Pilares da cidadania social - A Previdência Social do Brasil completa 93 anos no dia 24 de janeiro e é, atualmente, uma das principais indutoras do combate à desigualdade no país.

Entre 2001 e 2012, o total de benefícios diretos do segmento urbano cresceu 48% (passando de 11,6 milhões para 17,2 milhões de beneficiários), enquanto na Previdência Rural o acréscimo foi de 38% (de 6,3 milhões para 8,7 milhões). Segundo a Pnad (Pesquisa por Amostra de Domicílio) de 2001, do IBGE, para cada beneficiário direto há 2,5 indiretos (membros da família). Em 2012, a Previdência Social beneficiou, direta e indiretamente, mais de 90 milhões de brasileiros.

A maior parte desses benefícios corresponde ao piso do salário mínimo. Em dezembro de 2012, 46% dos benefícios pagos aos segurados urbanos (7,9 milhões de beneficiários diretos) e a totalidade paga aos rurais (8,7 milhões) tinham valor equivalente ao piso. A expressiva política de valorização do salário mínimo elevou a renda desse contingente em mais de 70% acima da inflação.

Os dados da Pnad 2011 revelam que 82,1% dos idosos brasileiros estavam protegidos pela Previdência Social (a média dos países da América Latina gira em torno de 30% da sua população).
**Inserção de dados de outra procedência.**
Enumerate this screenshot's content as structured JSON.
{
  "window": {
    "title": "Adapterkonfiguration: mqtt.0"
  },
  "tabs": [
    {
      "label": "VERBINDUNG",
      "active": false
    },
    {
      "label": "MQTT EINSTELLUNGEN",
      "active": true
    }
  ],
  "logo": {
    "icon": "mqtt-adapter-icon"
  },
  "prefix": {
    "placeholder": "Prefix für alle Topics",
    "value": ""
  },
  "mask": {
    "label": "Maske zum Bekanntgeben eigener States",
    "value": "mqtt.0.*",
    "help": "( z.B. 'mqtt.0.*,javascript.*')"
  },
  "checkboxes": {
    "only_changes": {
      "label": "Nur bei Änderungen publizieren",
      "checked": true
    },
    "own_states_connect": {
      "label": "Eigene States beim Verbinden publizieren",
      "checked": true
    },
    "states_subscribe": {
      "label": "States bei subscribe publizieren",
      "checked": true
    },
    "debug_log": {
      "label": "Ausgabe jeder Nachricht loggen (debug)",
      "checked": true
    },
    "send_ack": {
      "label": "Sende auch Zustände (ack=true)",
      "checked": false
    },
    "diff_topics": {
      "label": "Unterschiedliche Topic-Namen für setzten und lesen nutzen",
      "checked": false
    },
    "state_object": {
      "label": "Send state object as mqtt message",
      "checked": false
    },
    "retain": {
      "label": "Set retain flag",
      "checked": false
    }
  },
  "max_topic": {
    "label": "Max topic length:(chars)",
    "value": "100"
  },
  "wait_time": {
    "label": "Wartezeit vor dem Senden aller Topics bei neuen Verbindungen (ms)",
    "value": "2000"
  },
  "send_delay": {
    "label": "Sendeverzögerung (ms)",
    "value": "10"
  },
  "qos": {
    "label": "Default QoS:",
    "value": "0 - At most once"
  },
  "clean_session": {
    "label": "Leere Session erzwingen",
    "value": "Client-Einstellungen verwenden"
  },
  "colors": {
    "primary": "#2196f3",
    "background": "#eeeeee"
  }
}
Estudos do Ipea mostram ainda que, entre 2001 e 2011, a Previdência Social contribuiu com 17% para a queda da desigualdade medida pelo índice de Gini. No entanto, no subperíodo 2009-2011, pela primeira vez, os rendimentos da Previdência apresentaram a maior contribuição (55%) para a queda da desigualdade, superior à contribuição do mercado de trabalho (Ipea, 2012).